Microsoft parted ways with Steven Sinofsky, he was the president of the Windows division, the company’s main money maker. And Apple ousted their lead software engineer Scott Forstall. Both men, were once thought to be in line to take over their respective companies and widely acknowledged as brilliant.
It’s ironic that the companies in question are Apple and Microsoft. Steve Jobs was legendary for being difficult. And Bill Gates? Under his leadership, Microsoft wasn’t exactly known for playing well with others.
“Steve Jobs and Bill Gates would pound the table and swear to bend the will of thousands of people to their vision,” says David Patterson is a professor of computer science at U.C. Berkeley.
And from all accounts, Forstall and Sinofsky followed this model of management, says Jay Green, a senior writer at CNET. He profiled Sinofsky for the website.
“His style is, what might say is very rigid, he follows a very specific process,” Green said. “That comes close to guaranteeing that the product can ship on time and it comes out with decent quality.”
That process allowed Sinosfsky to restore Microsoft’s shine after its Windows Vista debacle, the software was years late and widely panned. But that “my-way-or-the-highway” approach is becoming a competitive disadvantage in tech.
Today, consumers want products that work across platforms: desktops, laptops, tablets, the smartphone and in Microsoft’s case, even its gaming console, Xbox. And that takes collaboration, says Green, a management trait that Sinofsky wasn’t known for.

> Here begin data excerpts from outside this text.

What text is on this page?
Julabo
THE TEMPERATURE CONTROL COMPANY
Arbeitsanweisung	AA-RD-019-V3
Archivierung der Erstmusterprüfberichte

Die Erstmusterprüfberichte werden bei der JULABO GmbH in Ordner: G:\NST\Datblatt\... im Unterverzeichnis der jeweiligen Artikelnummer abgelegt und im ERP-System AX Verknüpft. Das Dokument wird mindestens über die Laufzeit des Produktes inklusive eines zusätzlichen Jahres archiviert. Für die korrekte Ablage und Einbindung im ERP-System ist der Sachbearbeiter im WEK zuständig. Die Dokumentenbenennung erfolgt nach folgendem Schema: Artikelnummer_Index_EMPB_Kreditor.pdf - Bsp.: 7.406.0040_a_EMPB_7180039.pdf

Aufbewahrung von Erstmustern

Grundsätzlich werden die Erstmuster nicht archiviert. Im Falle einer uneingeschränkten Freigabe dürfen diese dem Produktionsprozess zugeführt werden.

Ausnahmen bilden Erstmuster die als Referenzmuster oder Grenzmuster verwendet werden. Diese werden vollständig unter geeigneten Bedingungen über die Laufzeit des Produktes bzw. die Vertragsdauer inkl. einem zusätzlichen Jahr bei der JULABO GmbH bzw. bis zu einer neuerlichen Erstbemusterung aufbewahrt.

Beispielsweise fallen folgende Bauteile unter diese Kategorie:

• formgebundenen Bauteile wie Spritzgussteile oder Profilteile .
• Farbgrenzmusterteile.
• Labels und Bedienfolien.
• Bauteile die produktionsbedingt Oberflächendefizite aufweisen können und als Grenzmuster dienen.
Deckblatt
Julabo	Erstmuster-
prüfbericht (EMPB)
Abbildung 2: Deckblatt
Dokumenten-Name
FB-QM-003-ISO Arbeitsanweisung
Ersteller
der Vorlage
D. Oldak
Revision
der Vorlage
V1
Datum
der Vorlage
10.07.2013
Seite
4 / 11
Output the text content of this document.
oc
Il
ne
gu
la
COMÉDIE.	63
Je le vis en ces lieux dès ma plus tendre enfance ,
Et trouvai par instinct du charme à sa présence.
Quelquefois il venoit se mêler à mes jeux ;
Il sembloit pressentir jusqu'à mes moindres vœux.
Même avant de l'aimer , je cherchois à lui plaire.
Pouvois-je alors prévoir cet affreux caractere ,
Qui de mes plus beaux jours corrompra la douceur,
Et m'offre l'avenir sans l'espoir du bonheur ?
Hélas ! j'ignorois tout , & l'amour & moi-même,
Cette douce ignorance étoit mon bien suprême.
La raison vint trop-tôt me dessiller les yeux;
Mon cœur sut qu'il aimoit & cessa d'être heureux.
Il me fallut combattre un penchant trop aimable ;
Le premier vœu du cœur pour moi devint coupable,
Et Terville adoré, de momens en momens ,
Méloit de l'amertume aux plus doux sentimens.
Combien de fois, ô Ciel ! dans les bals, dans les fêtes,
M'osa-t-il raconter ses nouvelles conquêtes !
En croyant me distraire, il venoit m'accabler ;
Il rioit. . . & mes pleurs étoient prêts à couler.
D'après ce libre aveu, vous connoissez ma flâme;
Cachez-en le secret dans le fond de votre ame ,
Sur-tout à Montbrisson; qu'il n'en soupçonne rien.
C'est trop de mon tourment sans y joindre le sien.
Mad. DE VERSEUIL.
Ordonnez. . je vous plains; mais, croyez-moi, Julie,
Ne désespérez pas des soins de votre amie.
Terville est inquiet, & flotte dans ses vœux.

“If you are another group and you want to have your products work well with Windows, Sinofsky, if he doesn’t want your product in his, can make your life difficult,” Green said. He says this is one reason Microsoft has struggled in the smartphone market.
The asshole manager cost companies in lots of ways, says Bob Sutton, a professor of management science and engineering at the Stanford Engineering School. Sutton wrote the book “The No Asshole Rule.”
“Google actually has quite good data that insensitive bosses drive out the best talent,” Sutton says.
And hiring and retaining engineers is already really difficult in tech. But Sutton says that the jerk-style can work for a long time, until it doesn’t.
“As long as they’re winning for better-or-worse in American culture, we seem to put up with them,” Sutton said.
But when they start losing? Their enemies — and there are usually a lot of them — pounce. In Sinofsky’s case, while Windows 8 got kudos for being bold, it hasn’t been a home run. And Apple’s Forstall presided over the Apple Maps fiasco.
David Patterson, the computer science professor at Berkeley, says we’re at a teachable moment. Every year, Patterson shows his students a slide of the superhero programmer dressed in a cape. And then he puts a red X across him. And this year, he’ll add this line:
“Even vice presidents of engineering are getting fired for being difficult to work with as an argument that they need to learn to live in teams,” Patterson said.
So we might just be entering the era of Boss 3.0.